Billet invité.
Il n’était pas dans mon intention d’entrer dans une polémique, mais je ne peux rester sans réponse et me dois de donner mon point de vue sur les interventions d’Abel Musard. Dans son billet initial, il tente d’accréditer la thèse d’un coup d’État fomenté par les Américains en Turquie. Sur quoi repose son argumentation, qui selon lui « mérite en tout cas un examen plus approfondi », un point, et c’est le seul, sur lequel nous sommes d’accord ?
Sur des citations de John Kerry, de Jean-Marc Ayrault et d’Angela Merkel, qui sont pour le moins très sollicitées et n’accréditent en rien ce qu’il cherche à démontrer. Vient aussi à l’appui une curieuse démonstration : puisque « aucun organe de presse occidental ne se fait le relais d’une telle supposition » [la sienne], elle devient alors possible et probable, selon ses termes. C’est original.
Abel Musard va droit au but. Il révèle le danger que représenterait la constitution d’un bloc Russie/Syrie/Iran/Turquie ou, « quoi qu’il en soit, un très grand motif et bien sérieux pour un tel coup dans un tel pays à un tel moment. Celui-ci apparaîtra bientôt. » Si l’on comprend bien, puisqu’un motif très important existe – même si on ne le connait pas encore – l’implication américaine ne fait pas de doute. Abel Musard est spécialiste des démonstrations par l’absurde.

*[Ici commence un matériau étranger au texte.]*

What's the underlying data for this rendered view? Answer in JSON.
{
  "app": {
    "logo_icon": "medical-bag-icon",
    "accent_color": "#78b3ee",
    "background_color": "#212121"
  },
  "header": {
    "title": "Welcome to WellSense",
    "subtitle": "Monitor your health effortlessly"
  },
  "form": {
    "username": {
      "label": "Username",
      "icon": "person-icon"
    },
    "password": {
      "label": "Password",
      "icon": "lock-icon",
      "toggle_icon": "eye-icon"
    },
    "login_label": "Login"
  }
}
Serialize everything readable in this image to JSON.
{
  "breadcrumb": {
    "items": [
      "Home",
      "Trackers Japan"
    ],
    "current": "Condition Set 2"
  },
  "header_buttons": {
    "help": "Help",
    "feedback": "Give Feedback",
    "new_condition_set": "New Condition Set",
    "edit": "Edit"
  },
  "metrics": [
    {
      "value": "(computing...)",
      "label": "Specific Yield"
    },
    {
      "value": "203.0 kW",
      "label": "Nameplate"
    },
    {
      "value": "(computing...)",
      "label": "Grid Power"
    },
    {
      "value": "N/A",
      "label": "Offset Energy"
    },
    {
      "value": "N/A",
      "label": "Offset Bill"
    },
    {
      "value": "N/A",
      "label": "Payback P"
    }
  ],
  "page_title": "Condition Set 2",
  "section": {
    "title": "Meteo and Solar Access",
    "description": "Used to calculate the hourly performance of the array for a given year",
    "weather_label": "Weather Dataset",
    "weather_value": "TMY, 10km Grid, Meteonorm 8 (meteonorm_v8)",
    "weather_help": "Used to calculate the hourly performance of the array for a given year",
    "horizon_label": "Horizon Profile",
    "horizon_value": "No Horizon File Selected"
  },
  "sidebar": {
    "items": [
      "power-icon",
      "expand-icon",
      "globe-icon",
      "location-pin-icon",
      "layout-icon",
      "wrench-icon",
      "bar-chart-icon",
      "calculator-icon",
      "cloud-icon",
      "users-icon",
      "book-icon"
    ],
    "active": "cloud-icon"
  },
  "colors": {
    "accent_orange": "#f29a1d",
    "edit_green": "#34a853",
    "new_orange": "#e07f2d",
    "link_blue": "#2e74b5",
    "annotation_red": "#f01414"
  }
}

Les désaccords américano-turcs à propos de l’intervention en Syrie sont connus, les enjeux régionaux aussi, mais à aucun moment Abel Musard ne fait référence à la situation interne à la Turquie et aux affrontements qu’elle n’a cessé de susciter aux différentes étapes de la montée au pouvoir autocratique d’Erdogan, pour ne pas remonter à Atatürk. Que celui-ci tente par une nouvelle volte-face un rapprochement avec Poutine – suite à de nombreuses initiatives régionales tombées à l’eau – est bien dans sa manière. Que Poutine s’y prête va de soi. De là à annoncer un renversement d’alliance, il y a un pas. Rien à ce stade, si ce n’est un exercice purement déductif comme il est reconnu, n’autorise en tout cas à penser que les Américains se soient engagés dans un coup d’État préventif en Turquie.
Enfin, désolé de le remarquer, la thèse de l’implication américaine est également celle qui circule parmi les partisans d’Erdogan, associant l’exil accordé de longue date par ceux-ci à Gülen au déclenchement du putsch. Elle participe de sa stratégie d’influence et de manipulation utilisant des moyens d’envergure pour mobiliser les Turcs au profit de ses desseins : envois massifs de messages sur les téléphones mobiles, appel des muezzins, épisode valorisant de son départ de Marmaris et de son arrivée à l’aéroport Atatürk, etc…
La répression qui s’est depuis engagée accrédite par son ampleur que des plans étaient tout prêts. Cela ne signifie pas pour autant qu’Erdogan soit à l’origine du putsch, comme les Turcs libéraux sont quasi unanimes à le penser quand ils s’expriment en privé. Connaissant la société turque et l’histoire contemporaine du pays, cela m’a permis de suggérer l’idée – et de la maintenir – selon laquelle Erdogan a poussé au crime dans cette affaire par des voies manipulatrices au sein de l’armée, afin de pouvoir déclencher sa propre opération d’épuration le conduisant à un pouvoir présidentiel sans partage. Cela aussi est dans son personnage ! Cette analyse est d’ailleurs loin de m’être propre. Elle est d’ailleurs réfutée dans Hürriyet, un quotidien proche d’Erdogan, signe qu’elle a du répondant dans le pays et ne peut être ignorée. Interrogé par Médiapart, le chercheur Jean-François Pérouse qui vit à Istanbul a cette formule qui doit faire réfléchir : « le coup d’État en Turquie n’était pas contrôlé dès le début».
Par un curieux renversement, Abel Musard considère qu’Erdogan est tombé dans une provocation, c’est un point de vue qu’il est préférable de lui laisser.